Hearing loss runs in my family. When it's time for me, I plan to roll my own. I suspect that if you get rid of just one requirement, it becomes easy. That requirement is to stuff the whole thing in your ear. If the electronics can be in a separate box (or in a smartphone as mentioned), then analog, signal processing, and battery power all become trivial.



My dad is 81 and started having hearing loss a few years ago. He just sent me a pic showing the degree to which he was able to shrink his DIY hearing aid once he settled on the circuit design:

https://photos.app.goo.gl/4lOwfrVJ3bfRWkEm1

(Stereo mics and amp with two-channel parametric EQ on each side. About 6" wide and runs on two 9v batteries, if you're curious!)

He took it to a Bose showroom to compare it to their Hearphones. All (Bose people included) agreed that his amp and EQ was superior. Cost for parts is ~$200. He's had a lot of fun building them for himself and his friends.


I'd bet it'd be possible to make this much smaller and about half the cost. But I think it'd also end up a lot more difficult to adjust as needed since you'd end up with either tiny pots for adjustment or having to fix the values of everything and use single resistors. Going full DSP would allow you to make this fairly small and cheap (maybe the size of a 9 volt battery) but much more annoying to build and work on if you don't have the skill set. I'd bet this would be a good spot for someone to design a nice open hardware project that'd benefit a lot of people, and if it's setup as kits for headphones that just happen to work well as hearing aids you can probably avoid some of the regulatory issues even though you couldn't ever call them what they are.
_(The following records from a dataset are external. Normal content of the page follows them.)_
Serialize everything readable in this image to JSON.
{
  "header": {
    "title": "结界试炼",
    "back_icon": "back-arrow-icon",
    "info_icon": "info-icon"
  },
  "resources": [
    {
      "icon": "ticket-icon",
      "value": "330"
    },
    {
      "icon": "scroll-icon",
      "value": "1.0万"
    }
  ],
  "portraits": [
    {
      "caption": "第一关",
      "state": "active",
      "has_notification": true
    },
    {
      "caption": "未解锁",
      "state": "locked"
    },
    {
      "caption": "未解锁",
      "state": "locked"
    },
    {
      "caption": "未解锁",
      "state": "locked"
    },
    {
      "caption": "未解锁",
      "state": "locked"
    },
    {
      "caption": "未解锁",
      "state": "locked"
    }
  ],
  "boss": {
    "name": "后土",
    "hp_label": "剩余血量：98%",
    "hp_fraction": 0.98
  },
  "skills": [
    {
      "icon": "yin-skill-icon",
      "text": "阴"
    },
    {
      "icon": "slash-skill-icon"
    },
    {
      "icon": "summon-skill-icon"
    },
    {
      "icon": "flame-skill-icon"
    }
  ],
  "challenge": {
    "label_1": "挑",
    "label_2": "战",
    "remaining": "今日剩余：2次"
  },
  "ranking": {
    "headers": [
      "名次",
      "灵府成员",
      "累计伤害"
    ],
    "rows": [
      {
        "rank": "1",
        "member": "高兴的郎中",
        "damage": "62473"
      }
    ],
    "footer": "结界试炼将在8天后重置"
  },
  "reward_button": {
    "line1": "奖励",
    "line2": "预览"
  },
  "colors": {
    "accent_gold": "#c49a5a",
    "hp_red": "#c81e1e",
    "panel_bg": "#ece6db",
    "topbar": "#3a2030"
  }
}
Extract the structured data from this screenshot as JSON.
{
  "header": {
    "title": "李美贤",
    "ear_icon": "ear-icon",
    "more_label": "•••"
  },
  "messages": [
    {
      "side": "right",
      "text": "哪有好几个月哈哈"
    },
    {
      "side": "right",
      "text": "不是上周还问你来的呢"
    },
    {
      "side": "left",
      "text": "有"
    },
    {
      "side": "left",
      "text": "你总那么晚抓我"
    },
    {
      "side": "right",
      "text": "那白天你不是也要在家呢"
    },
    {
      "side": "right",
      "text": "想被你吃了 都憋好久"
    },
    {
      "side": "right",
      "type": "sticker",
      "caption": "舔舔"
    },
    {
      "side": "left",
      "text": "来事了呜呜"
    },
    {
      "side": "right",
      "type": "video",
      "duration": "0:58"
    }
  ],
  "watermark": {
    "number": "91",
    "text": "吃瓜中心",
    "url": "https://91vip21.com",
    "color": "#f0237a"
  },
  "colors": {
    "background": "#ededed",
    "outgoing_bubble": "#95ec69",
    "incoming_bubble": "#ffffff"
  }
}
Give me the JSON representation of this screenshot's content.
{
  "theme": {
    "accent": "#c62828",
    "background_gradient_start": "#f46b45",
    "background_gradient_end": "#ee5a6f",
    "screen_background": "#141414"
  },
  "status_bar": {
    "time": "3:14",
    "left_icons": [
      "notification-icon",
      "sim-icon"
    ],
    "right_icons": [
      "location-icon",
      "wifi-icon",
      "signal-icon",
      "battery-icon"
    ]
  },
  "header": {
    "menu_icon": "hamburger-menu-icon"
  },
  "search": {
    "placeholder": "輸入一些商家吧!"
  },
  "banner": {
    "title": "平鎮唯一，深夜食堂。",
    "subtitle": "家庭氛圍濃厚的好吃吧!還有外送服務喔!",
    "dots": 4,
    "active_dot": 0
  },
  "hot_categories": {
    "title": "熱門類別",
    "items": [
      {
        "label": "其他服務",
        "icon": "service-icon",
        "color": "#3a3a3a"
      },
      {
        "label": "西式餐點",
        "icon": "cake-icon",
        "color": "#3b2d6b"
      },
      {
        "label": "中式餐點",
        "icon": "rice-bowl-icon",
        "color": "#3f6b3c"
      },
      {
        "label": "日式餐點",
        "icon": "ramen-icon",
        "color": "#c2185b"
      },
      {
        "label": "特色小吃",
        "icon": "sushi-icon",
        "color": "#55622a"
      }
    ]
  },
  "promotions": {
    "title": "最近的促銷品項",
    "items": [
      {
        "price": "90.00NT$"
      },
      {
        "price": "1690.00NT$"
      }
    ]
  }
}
Would your Dad be willing to open source his design?


Ideally, you need a mic and a speaker inside each ear so sound can be localized by turning the head. You can put the electronics and battery in a separate box, but wired is better than bluetooth/smartphone because it's hard to get the latency small enough with BT and a smartphone. (This is tougher with Android than IOS.) You don't want the direct sound leading the processed sound in the ear by more than a very small time. Probably single-digit milliseconds, IIRC.


I'm having a hard time finding it, but I learned a while ago that the Cochlear implant system went through a stage where the coil went to a small box worn as a small harness/backpack on the back.

One set of keywords that seems to turn up some of the limited info out there is "cochlear body worn processor".


The commercial Bodyworn systems were a box that fits on your belt; they were totally analog.

Current material refers to 'bodyworn' for babies and toddlers who tend to lose BTEs. You get the same BTE, but it's strapped more firmly to the body.